Accelerated processors like GPUs could get faster memory access by using light-based data transfer and by directly mounting High Bandwidth Memory (HBM) on a processor die.
HBM came into being to provide more memory to GPUs and other processors than the standard x86 sockets interface could support. But GPUs are getting more powerful and need data accessed from memory even faster in order to shorten application processing times – Large Language Models (LLMs) for example, can involve repeated access to billions if not trillions of parameters in machine learning training runs that can take hours or days to complete.
Current HBM follows a fairly standard design: a stack of HBM memory is connected to an interposer, placed on a base package layer, via microbumps which link to Through Silicon Vias (TSVs or connecting holes) in the HBM stack. The interposer also has a processor mounted on it and provides the HBM-to-processor connectivity
HBM suppliers and the HBM standards body are looking at ways to speed HBM-to-processor access speeds by using technologies such as photonics or directly mounting the HBM on the processor die. The suppliers are setting the HBM bandwidth and capacity pace – seemingly faster than the JEDEC standards body can keep up.
The current standard is called HBM3e, and there are mooted HBM4 and HBM4e follow-on standards.
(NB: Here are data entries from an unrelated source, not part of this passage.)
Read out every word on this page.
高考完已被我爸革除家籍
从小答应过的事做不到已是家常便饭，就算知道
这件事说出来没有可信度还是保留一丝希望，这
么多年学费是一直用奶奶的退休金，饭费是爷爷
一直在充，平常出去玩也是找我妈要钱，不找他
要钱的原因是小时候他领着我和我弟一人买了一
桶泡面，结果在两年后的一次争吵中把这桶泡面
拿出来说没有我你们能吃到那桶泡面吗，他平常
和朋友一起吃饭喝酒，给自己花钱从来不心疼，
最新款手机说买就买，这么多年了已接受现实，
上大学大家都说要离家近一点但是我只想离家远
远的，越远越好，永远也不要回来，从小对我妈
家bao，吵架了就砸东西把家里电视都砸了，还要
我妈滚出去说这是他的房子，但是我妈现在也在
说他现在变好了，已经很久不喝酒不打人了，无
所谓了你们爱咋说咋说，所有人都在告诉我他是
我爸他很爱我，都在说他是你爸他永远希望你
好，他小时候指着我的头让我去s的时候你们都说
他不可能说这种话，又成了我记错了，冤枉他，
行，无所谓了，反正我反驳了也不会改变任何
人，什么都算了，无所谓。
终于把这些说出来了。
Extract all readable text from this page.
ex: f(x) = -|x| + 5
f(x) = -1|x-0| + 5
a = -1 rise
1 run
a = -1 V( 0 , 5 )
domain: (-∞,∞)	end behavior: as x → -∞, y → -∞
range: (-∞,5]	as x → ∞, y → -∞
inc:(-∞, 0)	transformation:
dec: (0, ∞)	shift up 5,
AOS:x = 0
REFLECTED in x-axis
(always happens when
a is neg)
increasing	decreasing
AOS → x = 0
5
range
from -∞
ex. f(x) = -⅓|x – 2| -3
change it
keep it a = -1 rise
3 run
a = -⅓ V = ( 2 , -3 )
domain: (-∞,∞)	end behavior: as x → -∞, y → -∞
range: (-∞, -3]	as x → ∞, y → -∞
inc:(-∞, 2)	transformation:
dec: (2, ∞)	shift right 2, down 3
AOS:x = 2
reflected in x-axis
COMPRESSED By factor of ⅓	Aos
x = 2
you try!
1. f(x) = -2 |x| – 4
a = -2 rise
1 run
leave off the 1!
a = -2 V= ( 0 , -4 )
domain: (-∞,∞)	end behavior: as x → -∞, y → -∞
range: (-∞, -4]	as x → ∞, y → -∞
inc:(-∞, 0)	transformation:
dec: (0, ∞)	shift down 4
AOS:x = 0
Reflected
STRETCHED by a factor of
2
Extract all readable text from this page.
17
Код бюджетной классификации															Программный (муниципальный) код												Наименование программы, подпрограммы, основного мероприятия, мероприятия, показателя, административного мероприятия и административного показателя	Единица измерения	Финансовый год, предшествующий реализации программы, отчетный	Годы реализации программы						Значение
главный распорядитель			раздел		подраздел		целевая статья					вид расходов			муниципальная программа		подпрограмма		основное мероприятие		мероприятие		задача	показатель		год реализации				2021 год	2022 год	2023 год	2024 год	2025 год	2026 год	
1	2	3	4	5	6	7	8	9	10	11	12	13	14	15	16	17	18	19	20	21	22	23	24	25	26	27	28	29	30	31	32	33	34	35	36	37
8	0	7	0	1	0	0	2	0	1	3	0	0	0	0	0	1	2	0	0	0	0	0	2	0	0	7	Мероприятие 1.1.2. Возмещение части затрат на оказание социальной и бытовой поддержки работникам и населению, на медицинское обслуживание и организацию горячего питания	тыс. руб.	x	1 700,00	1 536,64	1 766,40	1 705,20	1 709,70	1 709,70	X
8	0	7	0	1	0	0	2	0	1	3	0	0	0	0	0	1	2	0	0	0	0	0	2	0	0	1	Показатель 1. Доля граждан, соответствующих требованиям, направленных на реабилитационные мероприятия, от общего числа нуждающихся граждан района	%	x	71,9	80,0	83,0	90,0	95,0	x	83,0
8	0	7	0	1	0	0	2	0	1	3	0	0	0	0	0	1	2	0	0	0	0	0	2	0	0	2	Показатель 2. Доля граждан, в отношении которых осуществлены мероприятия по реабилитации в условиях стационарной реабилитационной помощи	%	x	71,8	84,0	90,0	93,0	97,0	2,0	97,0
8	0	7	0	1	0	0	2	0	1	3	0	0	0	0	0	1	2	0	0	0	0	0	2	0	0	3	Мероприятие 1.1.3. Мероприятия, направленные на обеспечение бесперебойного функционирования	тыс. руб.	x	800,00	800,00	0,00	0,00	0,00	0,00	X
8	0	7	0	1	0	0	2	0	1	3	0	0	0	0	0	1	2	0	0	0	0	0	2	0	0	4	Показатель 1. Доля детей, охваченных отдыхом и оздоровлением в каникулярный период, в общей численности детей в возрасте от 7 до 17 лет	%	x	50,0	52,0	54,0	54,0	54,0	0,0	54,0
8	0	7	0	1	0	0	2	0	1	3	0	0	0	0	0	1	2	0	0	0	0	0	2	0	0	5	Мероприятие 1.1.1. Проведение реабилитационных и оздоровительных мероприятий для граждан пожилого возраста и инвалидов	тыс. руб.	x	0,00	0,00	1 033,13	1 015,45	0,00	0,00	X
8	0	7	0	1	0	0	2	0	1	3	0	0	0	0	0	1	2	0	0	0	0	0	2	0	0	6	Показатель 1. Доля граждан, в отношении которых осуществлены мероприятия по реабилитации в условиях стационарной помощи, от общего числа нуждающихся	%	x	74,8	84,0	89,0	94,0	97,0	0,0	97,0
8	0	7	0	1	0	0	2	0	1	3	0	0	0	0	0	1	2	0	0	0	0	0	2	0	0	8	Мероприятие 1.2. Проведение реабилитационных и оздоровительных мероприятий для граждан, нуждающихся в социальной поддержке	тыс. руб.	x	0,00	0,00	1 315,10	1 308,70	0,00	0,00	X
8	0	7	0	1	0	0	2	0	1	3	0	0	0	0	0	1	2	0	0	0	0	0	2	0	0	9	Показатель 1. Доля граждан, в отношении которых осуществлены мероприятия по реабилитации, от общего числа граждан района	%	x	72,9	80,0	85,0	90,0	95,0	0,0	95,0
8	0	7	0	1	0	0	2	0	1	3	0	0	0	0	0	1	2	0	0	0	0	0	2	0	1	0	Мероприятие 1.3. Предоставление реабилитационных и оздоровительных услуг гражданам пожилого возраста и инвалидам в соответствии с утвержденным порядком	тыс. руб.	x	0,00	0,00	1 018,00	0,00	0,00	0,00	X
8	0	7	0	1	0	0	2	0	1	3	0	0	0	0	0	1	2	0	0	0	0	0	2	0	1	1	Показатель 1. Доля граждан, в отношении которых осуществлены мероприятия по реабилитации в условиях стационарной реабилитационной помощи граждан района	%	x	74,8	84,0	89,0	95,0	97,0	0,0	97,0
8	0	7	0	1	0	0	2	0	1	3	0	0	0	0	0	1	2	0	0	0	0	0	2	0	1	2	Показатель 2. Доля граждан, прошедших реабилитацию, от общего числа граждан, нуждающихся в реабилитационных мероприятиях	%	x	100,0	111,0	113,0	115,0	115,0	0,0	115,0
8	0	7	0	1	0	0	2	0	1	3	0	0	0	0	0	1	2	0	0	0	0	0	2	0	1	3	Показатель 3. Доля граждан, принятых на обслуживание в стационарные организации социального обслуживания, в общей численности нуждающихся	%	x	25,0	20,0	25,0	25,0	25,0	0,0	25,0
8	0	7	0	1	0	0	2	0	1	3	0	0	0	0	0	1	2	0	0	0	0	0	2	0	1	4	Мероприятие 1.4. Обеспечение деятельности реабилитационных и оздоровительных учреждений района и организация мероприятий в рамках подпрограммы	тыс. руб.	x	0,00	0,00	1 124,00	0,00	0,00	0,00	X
Samsung is investigating the use of photonics in the interposer, with photons flowing across the links faster than bits encoded as electrons, and using less power. The photonic link could operate at femtosecond speeds. That means a 10⁻¹⁵ unit of time – one quadrillionth (one millionth of one billionth) of a second. The Korean behemoth’s Advanced Packaging Team, featuring principal engineer Yan Li, presented on this topic at the recent Open Compute Project (OCP) summit event.
An alternative to using a Photonics Interposer is to link the HBM stacks more directly to the processor (logic in Samsung diagram above). This is going to involve careful thermal management to prevent over-heating. This could mean that the HBM stacks could be upgraded over time to provide more capacity, but there would need to be an industry standard covering that area for it to be possible.
SK hynix is also working on a direct HBM-logic connection concept, according to a report in the Korean JoonAng media outlet. This notion has the GPU die or chip manufactured with the HBM chip in a mixed-use semiconductor. The chip shop views this as an HBM4 technology and is talking with Nvidia and other logic semiconductor suppliers. The idea involves the memory and the logic manufacturers co-designing the chip, which is then built by a fab operator such as TSMC.
This is somewhat similar to the Processing-in-Memory (PIM) idea and, unless safeguarded by industry standrards, will be proprietary with supplier lock-in prospects.
Together Samsung and SK account for more than 90 percent of the global HBM market.
Tom’s Hardware reports that Micron – the rest of the market – has HBM4 and HBM4e activities. It is currently making HBM3e gen-2 memory with 24GB chips using an 8-high stack. Micron’s 12-high stack with 36GB capacity will begin sampling in the first quarter of 2024. It is working with semiconductor foundry operator TSMC to get its gen-2 HBM3e used in AI and HPC design applications.
Micron says its current product is power-efficient and, for an installation of ten million GPUs, every five watts of power savings per HBM cube (stack) is estimated to save operational expenses of up to $550 million over five years over alternative HBM products. These strike us as somewhat fanciful numbers.
The HBM4 standard should arrive by 2026 and have a double-width interface of 2,048 bits compared to HBM3e’s 1,024 bits, with a per-stack bandwidth of more than 1.5TB/sec. HBM3e products operate in the 1.15 and 1.2 TB/sec area. Micron thinks there will be 36GB 12-high stack HBM4 capacity as well as 48GB 16-high stacks.
The table below adds Micron’s HBM4 and follow-on HBM4e (extended) numbers to the existing HBM – HBM3e numbers that we have.
Micron is not talking about combining HBM and logic in a single die, unlike Samsung and SK hynix. It will be telling the GPU suppliers – AMD, Intel and Nvidia – that they can get faster memory access with a combined HBM-GPU chip, while the GPU suppliers will be well ware if the proprietary lock-in and single source dangers.
As ML training models get larger and training times lengthen, the pressure to cut run times by speeding memory access and increase per-GPU memory capacity will increase in lockstep. Throwing out the competitive supply advantages that exist with standardized DRAM to get locked-in HBM-GPU combined chip designs – albeit with better speed and capacity – may not be the right way to move forward.